K value Airmass T-storm probability
< 15 near 0%
15 - 20 20%
21 - 25 20-40%
26 - 30 40-60%
31 - 35 60-80%
36 - 40 80-90%
> 40 near 100%
The K-value does not indicate likelihood of severe T-storms. Very low values of K in the presence of other "Strong T-storm" indicators may suggest sever t-storm potential.
TOTAL TOTALS INDEX:
TT = (T850 + Td850) - 2*(T500)
where (T850 - T500) = Vertical Totals (vertical lapse rate)
and (Td850 - T500) = Cross Totals (lifted low level moisture)
TT = 48 Isolated to few thunderstorms
= 52 Scattered T-storms; few moderate in strength
= 55 Scattered T-storms; few moderate; isolated severe
= 58 Scattered moderate T-storms; few severe; isolated tornadic activity
= 61 Numerous moderate T-storms; few to scattered severe; few tornadoes
= 64 Numerous moderate to severe T-storms; scattered tornadoes
Beware...in a cold deep trough (T500 < -28C), TT values will be high without corresponding low level convective support.
SWEAT INDEX:
SWI = (12*Td850) + 20*(TT-49) + 2*(FF850) + (FF500) + 125 (S + 0.2)
Term 1 is the low-level moisture. Set this term =0 id Td850 < 0. Term 2 is the convective potential as measured by the computed Total Totals Index. Terms 3 and 4 are the low and mid-level winds measured in knots. Term 5 is a measure of wind shear and is determined as follows:
S= sin (DD500-DD850) where DD is the wind direction in degrees.
Set S = 0 if all of the conditions below are met.
a) the DD850 is between 130-250 (clockwise)
b) the DD500 is between 210-310 (clockwise)
c) (DD500 - DD850) < 0
d) FF500 or FF850 < 15 knots
SWI = 300-400 Chance of severe T-storms
= 400 - 500 Severe T-storms likely; Chance of tornadoes
= 500 - 600 Severe Thunderstorms and tornadoes likely
= 600 - 800 Tornadoes nearly always occur
= > 800 No severe weather - mid level winds too strong (too much vertical shear)

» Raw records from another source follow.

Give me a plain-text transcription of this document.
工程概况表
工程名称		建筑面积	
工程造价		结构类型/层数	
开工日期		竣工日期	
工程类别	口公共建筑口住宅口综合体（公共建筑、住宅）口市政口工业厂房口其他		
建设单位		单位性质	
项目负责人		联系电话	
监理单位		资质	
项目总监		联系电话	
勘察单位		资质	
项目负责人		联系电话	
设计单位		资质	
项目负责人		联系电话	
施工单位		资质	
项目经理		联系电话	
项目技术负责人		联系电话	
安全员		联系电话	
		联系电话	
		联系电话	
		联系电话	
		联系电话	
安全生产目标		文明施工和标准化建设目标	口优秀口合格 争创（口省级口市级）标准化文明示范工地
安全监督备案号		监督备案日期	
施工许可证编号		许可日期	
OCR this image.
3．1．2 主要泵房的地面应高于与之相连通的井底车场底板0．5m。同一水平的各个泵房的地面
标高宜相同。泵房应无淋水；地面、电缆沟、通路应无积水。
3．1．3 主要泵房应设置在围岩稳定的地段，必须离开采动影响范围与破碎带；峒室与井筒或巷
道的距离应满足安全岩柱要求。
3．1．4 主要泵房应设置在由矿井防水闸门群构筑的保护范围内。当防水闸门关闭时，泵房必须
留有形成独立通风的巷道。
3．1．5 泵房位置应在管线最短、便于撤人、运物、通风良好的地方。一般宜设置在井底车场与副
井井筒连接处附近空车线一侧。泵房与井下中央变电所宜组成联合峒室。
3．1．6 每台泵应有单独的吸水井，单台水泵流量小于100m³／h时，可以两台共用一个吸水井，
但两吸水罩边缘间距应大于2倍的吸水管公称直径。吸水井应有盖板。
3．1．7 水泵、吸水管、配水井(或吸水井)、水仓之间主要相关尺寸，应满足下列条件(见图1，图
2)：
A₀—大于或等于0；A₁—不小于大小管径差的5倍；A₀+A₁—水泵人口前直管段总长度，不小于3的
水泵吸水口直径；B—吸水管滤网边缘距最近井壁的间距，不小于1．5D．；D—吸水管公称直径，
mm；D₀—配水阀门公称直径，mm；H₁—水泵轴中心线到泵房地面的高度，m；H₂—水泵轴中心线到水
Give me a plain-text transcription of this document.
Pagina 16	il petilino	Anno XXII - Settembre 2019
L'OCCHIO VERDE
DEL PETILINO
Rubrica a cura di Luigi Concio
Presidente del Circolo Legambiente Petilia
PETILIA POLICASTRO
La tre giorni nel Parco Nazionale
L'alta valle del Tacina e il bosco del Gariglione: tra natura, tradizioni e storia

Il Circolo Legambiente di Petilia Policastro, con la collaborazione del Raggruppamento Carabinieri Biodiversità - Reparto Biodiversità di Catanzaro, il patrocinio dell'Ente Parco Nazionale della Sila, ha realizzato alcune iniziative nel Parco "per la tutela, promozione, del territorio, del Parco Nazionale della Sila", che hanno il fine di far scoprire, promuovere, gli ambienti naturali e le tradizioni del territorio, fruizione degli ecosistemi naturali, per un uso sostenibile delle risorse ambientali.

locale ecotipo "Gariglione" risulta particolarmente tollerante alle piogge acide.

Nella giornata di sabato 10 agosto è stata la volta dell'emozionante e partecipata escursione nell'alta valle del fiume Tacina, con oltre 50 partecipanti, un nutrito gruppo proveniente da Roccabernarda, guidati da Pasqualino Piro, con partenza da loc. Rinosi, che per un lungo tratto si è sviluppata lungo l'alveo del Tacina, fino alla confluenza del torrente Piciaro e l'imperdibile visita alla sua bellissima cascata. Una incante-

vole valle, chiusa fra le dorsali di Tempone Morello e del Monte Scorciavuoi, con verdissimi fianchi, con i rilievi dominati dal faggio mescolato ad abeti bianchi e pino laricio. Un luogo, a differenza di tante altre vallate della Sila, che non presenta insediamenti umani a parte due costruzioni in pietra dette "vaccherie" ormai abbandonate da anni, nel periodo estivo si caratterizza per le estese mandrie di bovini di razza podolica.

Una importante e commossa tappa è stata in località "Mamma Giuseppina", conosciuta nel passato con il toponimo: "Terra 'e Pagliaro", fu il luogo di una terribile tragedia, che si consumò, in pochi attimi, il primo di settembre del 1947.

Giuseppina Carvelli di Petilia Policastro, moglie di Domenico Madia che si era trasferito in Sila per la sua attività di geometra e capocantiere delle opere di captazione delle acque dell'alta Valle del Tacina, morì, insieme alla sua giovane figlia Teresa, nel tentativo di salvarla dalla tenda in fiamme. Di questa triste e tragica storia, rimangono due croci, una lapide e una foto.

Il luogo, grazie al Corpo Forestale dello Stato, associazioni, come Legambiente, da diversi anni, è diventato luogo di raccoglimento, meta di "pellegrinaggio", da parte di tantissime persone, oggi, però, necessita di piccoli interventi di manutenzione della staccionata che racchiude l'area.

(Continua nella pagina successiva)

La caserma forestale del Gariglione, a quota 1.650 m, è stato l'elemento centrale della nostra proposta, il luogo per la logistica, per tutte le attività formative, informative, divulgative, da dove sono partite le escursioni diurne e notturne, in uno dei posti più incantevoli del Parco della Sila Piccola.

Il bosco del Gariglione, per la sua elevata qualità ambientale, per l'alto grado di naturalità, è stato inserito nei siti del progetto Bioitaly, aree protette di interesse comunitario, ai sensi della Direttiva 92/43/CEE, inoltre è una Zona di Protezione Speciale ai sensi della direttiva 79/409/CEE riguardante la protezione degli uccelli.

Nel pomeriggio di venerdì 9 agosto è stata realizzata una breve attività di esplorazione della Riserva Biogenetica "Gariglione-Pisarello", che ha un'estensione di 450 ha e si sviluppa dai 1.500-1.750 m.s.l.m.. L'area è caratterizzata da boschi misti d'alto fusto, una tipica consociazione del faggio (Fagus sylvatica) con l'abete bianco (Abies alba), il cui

The above statistics were derived form severe weather cases. SWI only gives severe weather potential in the presence of trigger mechanisms. Should not be used to predict airmass type T-storms.
DYNAMIC INDEX:
DI = same as the lifted index, but compute as follows...
a) determine the mean mixing ratio for the lowest 100mb of the sounding. (sometimes the surface, or lowest 50mb mean mixing ratio is used)
b) Then follow the mean mixing ratio line until it intersects the actual temperature curve. (This is the CONVECTIVE CONDENSATION LEVEL CCL) From the CCL follow the moist adiabat to 500mb. This is T500 (parcel)
c) subtract T500(parcel) from the actual T500.
If DI > 0 , the atmosphere is considered stable and no T-storms are likely. If DI < 0, conditional instability is present. The condition necessary to produce T-storms is that Tsfc must rise high enough so that the Tsfc parcel lifted dry adiabatically from the surface can reach the CCL before intersecting the sounding T-curve.